A top police officer, Fernando Borge, would only say “the police does what’s established in the law and every organization knows the conditions, reach and limits” of the permit they were given.
Blandon countered: “This was a joint effort of all the women, we came to joyfully celebrate our accomplishments and also make our demands,” but weren’t allowed to pass the police wall.
The positive laws approved in recent years that protect women, and that “wouldn’t have been possible without the sustained pressure from the feminist movement,” are the Law of Responsible Parents and the Integral Law that condemns Violence against Women, noted Blandon.
Among the pending issues the women demand policies that promote the sexual and reproductive rights of women and that are conducive to avoiding the violence that this year has already led to 18 murders of women.
“We are demanding a country without violence,” said Maria López.

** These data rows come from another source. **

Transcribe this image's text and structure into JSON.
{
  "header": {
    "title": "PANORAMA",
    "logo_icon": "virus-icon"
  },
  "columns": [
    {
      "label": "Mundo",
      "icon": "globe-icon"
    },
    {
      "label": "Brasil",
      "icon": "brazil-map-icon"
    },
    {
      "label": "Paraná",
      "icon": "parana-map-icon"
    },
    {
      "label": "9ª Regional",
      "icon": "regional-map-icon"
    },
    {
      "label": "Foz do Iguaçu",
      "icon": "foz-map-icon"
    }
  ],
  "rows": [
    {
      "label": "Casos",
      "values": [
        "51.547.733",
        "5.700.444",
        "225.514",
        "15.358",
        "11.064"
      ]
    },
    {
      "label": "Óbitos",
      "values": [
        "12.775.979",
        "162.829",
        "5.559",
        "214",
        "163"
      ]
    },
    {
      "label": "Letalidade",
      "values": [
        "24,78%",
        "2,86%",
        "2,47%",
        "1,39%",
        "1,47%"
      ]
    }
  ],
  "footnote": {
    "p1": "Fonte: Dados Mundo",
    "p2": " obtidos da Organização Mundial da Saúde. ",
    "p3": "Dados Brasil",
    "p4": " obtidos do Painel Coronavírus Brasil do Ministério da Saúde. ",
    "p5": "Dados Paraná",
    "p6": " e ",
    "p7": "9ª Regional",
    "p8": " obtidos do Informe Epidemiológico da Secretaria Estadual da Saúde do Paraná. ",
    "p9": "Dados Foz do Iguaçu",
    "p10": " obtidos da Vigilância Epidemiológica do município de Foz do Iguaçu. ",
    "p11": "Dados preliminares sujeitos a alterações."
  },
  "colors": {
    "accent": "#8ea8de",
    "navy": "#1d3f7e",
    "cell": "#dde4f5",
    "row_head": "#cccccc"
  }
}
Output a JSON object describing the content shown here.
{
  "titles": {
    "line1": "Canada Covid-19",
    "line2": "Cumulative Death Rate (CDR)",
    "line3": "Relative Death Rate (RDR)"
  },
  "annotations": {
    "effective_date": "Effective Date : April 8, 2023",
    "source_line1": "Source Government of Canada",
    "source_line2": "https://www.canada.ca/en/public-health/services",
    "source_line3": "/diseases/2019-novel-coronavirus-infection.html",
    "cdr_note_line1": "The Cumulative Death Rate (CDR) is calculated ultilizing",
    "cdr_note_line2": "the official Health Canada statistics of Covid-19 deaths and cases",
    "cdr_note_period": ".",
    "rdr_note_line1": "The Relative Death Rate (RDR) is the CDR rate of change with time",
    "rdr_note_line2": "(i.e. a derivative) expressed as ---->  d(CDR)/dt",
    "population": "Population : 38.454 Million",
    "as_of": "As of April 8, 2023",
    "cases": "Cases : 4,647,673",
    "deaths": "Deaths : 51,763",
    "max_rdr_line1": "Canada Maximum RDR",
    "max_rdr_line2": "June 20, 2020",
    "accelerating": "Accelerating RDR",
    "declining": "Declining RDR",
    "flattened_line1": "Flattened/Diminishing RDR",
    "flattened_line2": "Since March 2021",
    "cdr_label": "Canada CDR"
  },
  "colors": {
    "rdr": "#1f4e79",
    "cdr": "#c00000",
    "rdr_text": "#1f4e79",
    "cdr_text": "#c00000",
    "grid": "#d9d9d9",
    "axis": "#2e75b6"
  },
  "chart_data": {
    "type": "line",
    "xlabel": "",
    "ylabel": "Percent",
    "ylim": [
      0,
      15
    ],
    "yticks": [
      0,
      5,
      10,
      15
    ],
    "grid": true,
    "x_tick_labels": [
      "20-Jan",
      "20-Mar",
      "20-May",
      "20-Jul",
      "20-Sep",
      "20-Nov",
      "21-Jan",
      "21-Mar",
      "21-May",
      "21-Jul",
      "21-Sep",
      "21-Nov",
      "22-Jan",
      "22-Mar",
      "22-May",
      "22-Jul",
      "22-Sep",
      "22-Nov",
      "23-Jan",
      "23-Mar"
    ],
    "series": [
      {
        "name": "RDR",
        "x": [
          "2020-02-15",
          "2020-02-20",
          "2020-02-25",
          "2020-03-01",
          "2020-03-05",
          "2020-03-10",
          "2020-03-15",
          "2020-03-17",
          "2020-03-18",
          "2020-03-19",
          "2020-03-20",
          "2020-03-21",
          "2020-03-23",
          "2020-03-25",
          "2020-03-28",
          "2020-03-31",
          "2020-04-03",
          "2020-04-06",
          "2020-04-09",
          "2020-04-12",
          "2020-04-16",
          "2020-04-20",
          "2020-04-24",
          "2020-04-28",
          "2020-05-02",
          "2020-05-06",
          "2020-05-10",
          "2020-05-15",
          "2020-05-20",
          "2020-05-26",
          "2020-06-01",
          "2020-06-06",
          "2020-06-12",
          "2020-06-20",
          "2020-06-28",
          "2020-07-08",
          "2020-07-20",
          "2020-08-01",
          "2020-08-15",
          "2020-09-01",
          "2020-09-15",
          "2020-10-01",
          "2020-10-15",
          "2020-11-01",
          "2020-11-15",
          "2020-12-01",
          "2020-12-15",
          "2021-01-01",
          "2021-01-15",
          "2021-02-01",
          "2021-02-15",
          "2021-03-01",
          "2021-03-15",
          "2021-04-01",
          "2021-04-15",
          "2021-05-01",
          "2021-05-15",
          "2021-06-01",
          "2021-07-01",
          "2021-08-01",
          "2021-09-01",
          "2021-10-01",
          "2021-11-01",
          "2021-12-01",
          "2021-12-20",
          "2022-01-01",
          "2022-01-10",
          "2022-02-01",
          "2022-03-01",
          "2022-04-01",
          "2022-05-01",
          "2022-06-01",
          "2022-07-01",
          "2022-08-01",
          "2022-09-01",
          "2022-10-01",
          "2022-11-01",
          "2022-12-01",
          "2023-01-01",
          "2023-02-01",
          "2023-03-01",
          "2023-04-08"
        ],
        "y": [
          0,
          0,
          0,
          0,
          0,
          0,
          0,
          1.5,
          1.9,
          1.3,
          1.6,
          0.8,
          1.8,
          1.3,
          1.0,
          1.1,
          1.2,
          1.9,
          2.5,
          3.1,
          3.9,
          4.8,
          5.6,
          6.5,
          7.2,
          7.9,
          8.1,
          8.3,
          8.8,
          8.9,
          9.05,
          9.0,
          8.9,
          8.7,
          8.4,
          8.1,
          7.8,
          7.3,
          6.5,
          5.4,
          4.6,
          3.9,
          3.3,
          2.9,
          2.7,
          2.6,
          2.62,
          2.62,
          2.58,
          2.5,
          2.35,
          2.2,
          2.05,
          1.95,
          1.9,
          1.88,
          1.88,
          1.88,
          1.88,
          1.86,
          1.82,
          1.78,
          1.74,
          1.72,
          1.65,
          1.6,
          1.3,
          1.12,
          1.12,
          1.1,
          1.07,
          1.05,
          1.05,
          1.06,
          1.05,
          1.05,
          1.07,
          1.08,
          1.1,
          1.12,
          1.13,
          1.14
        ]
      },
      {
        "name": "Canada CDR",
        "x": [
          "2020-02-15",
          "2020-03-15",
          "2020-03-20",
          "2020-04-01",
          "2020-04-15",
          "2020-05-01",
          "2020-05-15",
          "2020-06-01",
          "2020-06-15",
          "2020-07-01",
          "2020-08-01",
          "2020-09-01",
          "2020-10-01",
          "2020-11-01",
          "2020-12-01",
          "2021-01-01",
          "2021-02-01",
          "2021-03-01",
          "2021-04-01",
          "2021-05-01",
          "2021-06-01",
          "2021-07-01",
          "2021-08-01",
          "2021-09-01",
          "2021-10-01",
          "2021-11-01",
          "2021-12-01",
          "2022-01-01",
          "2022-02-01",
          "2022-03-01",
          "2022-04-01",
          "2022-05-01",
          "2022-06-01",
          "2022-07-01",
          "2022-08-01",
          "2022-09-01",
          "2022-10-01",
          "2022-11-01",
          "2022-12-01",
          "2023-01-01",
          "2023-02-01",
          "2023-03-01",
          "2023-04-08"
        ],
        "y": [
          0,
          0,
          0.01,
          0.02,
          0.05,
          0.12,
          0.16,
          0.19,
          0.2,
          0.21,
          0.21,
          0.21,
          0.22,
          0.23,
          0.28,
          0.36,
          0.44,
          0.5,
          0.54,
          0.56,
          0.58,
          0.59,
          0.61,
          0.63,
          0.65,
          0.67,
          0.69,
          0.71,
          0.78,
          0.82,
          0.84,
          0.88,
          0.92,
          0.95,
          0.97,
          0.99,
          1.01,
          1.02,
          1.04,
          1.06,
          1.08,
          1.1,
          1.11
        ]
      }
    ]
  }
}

Likewise, Juanita Jimenez of the Autonomous Women’s Movement (MAM) told El Nuevo Diario that the high unemployment among women has regrettably led to extremely high levels of emigration of women from their communities and the country because a lack of job options.
Another serious problem mentioned by Jimenez is regarding the rising level of teenage pregnancies “which means sexual abuse is part of everyday life and it means the forced pregnancy of girls as young as 10 years old.”
In Nicaragua, even such young victims are forced to give birth independent of the health risks involved. Any type of abortion is illegal and the girl and the doctor punshed by law if the pregnancy is interrupted. Such a policy dates back to 2006 and has been maintained by the Ortega government with close ties to the Catholic Church.